Altitude Sports is an outdoor e-commerce clothing company that sells and manufactures a wide range of sports outerwear, outdoor equipment and urban wear, focusing on travel, hiking, and camping. The company was founded in 1984 and its headquarters is located in Montreal, Canada.

==History==
The retailer's first store opened on Montreal's St. Denis Street in 1984. The company was known as Altitude Sports Plein Air, selling and renting outdoor equipment and clothing for outdoor activities. The Altitude-sports.com website was created in 1999 and was one of the first online outdoor retail sites in Canada. The Last Hunt, a sister outlet site, opened in 2010. In 2011, the company was acquired by Alexandre Guimond and Maxime Dubois, employees who became majority owners after the purchase. 2016 saw Altitude Sports partner with Quartz Co. and Monark to design and produce the world's first parkas insulated with milkweed.
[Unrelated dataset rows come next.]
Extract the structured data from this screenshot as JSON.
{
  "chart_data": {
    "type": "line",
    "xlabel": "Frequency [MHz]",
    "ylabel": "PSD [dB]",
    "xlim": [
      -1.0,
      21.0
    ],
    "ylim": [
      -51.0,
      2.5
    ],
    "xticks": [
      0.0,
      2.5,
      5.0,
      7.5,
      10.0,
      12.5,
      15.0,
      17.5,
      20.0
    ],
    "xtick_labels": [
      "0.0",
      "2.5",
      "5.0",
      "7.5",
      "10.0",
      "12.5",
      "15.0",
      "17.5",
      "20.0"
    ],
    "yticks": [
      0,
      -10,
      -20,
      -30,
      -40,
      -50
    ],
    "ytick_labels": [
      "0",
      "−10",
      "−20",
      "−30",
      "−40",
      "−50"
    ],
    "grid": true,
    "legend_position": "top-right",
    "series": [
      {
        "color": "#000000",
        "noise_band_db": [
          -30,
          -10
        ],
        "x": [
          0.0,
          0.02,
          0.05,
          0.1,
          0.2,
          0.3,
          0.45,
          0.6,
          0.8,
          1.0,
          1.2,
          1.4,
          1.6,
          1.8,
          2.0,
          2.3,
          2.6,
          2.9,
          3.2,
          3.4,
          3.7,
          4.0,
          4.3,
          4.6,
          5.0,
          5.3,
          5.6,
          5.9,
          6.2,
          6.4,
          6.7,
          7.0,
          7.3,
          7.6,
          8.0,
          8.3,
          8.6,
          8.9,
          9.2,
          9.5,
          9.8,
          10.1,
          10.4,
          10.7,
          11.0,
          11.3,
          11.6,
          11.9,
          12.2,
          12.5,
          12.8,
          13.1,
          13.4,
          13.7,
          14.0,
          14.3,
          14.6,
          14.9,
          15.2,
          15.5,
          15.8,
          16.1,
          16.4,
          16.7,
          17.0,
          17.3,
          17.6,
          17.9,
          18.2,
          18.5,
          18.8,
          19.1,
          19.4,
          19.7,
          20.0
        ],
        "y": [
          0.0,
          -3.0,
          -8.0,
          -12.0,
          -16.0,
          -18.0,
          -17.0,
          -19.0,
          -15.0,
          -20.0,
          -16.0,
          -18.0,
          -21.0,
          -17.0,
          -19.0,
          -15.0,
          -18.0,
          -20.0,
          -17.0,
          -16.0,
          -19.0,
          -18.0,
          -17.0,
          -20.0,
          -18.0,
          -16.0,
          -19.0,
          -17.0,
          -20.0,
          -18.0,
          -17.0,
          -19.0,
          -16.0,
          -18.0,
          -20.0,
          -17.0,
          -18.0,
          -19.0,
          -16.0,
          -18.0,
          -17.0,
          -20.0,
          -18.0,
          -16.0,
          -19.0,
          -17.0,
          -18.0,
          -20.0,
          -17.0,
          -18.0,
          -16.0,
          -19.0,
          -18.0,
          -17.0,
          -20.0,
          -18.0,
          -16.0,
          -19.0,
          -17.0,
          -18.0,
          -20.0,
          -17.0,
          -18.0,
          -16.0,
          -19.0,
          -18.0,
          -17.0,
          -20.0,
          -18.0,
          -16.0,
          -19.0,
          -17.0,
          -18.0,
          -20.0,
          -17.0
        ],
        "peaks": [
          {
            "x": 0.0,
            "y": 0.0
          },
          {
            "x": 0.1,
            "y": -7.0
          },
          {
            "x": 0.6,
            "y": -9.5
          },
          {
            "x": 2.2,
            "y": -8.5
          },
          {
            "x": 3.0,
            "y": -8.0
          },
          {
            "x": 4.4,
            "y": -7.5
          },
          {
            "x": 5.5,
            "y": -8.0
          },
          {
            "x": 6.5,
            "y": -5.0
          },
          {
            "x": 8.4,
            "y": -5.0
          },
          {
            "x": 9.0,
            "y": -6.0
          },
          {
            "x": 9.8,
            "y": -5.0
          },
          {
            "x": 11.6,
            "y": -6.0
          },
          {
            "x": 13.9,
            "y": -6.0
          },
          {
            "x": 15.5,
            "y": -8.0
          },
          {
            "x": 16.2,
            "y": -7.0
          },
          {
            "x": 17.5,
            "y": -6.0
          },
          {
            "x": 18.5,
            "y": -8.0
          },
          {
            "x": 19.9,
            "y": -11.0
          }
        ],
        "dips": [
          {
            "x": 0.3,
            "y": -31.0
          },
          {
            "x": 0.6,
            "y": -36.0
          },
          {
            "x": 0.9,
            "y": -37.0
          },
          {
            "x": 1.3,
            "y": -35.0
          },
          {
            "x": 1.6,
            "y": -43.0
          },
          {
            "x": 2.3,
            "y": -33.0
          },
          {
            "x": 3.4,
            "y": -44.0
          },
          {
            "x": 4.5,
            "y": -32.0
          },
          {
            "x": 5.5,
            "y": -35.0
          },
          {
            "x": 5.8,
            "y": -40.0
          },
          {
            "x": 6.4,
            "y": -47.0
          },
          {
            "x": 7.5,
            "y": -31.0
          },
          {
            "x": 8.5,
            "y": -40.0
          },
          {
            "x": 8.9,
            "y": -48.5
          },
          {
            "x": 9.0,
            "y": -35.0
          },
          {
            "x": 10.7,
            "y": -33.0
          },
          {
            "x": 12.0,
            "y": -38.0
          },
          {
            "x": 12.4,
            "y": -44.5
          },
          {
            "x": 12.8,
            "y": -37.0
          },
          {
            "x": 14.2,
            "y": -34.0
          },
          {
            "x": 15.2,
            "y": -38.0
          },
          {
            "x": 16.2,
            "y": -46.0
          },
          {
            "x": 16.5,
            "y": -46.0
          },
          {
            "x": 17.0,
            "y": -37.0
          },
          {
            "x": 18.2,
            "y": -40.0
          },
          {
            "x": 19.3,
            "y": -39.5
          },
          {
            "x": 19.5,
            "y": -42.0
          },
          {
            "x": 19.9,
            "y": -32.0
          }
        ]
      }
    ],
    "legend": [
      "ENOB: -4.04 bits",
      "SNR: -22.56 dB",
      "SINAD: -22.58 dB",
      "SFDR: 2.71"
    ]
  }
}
In 2016, revenue from the bricks-and-mortar retail stores made up only 2% of the company's total sales, with most of the business being generated online. The St. Denis Street store closed in 2016, the beginning of a shift to a 100% online retailer. In early 2018, BDC Capital became a minority shareholder of Altitude Sports. In the fall of 2019, with items from 430 brands available, the company expanded, creating an online marketplace. In September 2019, Altitude Sports launched its first ready-to-wear collection, Vallier, which included coats, t-shirts, socks, sweaters. According to a number of sources, the collection is for the most part made from sustainable materials such as organic cotton, Japanese wool and others.

==Collections==
- Vallier (2019)

==Charitable endeavors==
The company's environmental initiatives included cooperation with The World Wildlife Foundation Canada (WWF - Canada), and Protect Our Winters Canada (POW). Altitude Sports has also partnered with The Trans Canada Trail (TCT) as part of initiatives addressing nature conservation and climate change issues.